Después de decir eso sigue a lo suyo. Sin darse cuenta de mi estado. ¿Todo el fin de semana?

— ¿Me has preguntado siquiera si me apetece pasar todo el maldito fin de semana aguantando al cascarrabias de tu padre? Sin contar los desplantes de tu mamá cada vez que estoy a menos de dos metros de distancia. —Ella se ríe, pero sigue metiendo ropa. Me está poniendo de los nervios y para hacerla parar voy hacia ella y la agarro firmemente de los brazos.

Un suspiro entreabre sus labios. Labios que no deseo más que morder hasta dejarlos al rojo vivo. Y parece como si supiera lo que estoy pensando ya que se los humedece, dejándolos brillantes por su saliva. «Tranquilo» tengo que recordarme.

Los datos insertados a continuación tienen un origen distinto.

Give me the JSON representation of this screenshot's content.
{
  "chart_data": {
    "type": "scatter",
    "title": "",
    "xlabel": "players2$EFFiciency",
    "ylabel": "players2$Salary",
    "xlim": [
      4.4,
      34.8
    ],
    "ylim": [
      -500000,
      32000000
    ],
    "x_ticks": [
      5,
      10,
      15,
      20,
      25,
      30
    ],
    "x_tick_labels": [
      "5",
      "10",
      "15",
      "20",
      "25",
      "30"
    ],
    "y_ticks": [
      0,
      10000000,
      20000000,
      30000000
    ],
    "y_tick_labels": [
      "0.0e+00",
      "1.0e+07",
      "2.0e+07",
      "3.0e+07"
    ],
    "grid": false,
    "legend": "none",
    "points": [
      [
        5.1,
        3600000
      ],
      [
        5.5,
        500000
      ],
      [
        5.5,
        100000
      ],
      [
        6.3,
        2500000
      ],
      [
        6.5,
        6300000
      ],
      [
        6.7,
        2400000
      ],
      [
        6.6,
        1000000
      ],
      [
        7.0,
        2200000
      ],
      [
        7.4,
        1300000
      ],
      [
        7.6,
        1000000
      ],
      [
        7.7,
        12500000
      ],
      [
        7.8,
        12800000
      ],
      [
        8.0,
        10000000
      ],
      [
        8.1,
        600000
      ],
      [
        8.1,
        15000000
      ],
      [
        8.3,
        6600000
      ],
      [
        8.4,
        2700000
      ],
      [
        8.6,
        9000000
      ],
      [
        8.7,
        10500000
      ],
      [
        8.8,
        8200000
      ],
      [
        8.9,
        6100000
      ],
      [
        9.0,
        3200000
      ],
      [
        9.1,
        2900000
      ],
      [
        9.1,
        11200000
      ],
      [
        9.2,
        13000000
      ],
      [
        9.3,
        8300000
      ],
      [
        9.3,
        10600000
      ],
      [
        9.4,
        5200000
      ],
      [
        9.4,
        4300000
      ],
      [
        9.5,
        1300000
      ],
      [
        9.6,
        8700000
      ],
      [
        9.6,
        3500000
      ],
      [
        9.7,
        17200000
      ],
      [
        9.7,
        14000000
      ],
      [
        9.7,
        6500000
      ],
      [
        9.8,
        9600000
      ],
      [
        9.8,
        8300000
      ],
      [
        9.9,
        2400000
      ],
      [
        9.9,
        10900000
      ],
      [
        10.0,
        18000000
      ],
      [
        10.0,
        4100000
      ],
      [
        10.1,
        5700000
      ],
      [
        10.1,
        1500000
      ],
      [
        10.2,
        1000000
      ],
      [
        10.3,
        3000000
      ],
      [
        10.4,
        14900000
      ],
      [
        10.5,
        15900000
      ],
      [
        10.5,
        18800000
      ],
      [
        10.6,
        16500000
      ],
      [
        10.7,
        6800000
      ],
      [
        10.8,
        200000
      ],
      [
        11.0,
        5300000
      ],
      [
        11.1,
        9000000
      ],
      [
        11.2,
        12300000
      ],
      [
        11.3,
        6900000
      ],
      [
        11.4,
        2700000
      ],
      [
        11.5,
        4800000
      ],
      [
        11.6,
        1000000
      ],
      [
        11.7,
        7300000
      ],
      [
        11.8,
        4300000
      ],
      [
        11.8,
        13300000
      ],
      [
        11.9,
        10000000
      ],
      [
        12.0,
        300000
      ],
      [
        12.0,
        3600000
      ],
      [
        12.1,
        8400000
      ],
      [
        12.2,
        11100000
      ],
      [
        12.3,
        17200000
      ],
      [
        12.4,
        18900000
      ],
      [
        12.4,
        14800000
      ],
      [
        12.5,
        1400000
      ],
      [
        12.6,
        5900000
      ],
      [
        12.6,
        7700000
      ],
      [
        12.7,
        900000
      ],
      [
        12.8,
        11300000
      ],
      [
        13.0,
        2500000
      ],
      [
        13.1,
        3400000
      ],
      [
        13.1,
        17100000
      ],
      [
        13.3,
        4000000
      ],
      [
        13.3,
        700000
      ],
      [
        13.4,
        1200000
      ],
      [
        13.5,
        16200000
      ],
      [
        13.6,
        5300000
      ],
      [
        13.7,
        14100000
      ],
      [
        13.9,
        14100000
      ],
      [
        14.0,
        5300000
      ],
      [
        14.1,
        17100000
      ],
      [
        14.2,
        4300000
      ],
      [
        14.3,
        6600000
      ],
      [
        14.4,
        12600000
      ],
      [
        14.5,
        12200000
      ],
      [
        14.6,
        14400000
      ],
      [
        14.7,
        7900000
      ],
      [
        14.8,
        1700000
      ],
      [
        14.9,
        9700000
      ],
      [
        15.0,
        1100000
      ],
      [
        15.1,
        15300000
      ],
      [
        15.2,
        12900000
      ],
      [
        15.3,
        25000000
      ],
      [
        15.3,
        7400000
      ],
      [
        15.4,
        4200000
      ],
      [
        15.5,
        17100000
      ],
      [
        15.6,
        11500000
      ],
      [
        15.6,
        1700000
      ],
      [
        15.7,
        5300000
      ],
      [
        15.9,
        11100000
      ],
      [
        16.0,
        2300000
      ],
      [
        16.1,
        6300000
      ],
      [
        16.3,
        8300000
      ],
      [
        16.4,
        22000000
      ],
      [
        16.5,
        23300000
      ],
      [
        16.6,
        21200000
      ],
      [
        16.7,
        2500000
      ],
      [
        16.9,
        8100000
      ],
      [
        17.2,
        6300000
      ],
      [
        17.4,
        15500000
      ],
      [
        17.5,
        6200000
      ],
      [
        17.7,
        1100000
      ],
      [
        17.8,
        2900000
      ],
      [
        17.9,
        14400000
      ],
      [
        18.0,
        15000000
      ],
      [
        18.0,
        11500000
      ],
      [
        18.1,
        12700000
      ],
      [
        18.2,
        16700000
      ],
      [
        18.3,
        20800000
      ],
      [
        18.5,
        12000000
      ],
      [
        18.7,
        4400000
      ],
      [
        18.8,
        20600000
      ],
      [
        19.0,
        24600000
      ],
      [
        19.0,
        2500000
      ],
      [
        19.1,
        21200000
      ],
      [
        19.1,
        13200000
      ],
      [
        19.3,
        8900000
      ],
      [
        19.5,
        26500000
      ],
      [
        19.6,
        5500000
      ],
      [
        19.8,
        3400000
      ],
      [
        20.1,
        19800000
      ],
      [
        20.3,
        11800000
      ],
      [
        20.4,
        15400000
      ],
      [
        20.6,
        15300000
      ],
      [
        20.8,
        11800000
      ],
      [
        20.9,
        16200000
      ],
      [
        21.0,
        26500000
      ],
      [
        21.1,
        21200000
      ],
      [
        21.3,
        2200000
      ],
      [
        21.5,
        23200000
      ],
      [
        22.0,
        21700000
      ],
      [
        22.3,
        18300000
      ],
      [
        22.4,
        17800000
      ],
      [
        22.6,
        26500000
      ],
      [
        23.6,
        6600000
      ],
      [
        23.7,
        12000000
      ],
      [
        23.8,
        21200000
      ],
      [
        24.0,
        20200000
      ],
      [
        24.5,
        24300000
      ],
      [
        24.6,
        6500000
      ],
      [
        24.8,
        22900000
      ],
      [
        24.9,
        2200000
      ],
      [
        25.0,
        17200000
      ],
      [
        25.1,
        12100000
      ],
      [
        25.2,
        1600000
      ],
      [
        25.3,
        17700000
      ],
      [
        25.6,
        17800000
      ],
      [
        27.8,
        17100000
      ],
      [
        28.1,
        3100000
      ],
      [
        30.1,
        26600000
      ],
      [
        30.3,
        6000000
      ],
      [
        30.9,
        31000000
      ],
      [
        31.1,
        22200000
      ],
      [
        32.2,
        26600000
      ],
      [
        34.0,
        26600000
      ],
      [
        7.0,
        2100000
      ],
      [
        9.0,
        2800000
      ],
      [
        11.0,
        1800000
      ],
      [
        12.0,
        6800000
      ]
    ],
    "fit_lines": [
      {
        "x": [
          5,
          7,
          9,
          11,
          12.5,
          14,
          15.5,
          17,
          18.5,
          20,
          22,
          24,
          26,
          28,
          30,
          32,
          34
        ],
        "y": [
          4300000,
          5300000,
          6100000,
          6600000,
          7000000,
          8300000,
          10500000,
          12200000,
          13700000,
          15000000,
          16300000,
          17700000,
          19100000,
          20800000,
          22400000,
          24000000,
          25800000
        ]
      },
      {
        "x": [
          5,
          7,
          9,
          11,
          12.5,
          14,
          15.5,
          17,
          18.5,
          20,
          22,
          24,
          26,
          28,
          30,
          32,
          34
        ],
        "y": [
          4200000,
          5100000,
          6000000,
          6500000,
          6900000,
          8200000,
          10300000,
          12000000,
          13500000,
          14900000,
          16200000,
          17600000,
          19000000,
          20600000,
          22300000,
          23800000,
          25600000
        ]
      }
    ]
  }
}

—No quiero dejarte solo, Fer —susurra mirándome a los ojos—. Y si te hace sentir mejor, nos quedaremos en la otra casa. Solo tendremos que ir a comer con ellos o a tomar el té… la mayor parte del tiempo estaremos solo los dos, ¿vale? Así que elige… ¿Quieres aguantar a mis padres todo lo que da el fin de semana o prefieres soportarme a mí sola?

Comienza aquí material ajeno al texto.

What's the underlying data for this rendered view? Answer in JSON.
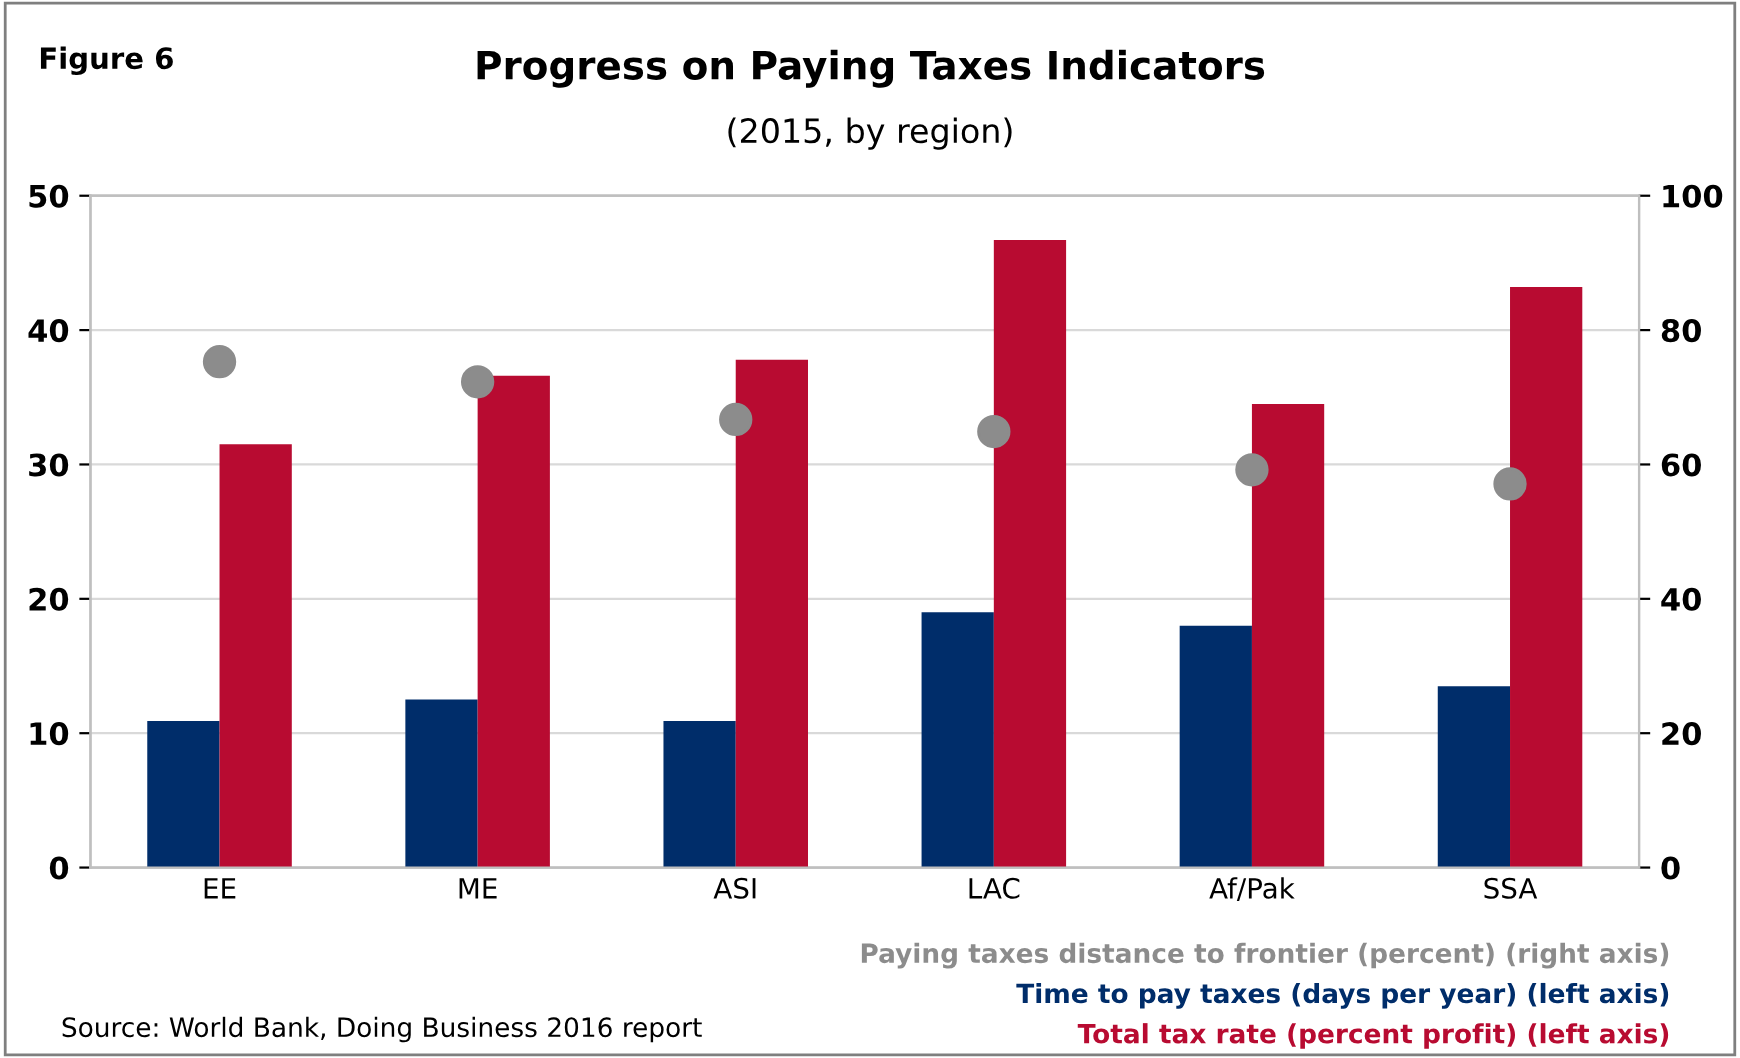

Y tras hacerme el enfurruñado, me voy a mí habitación a hacer la maleta. Estaríamos los dos juntos, solo tendría que aguantar un par de horas con los Señores Storazza y volvería para disfrutar de la soledad junto a ella. Sin tener que levantarme temprano para trabajar en el campo y solo disfrutar de su presencia.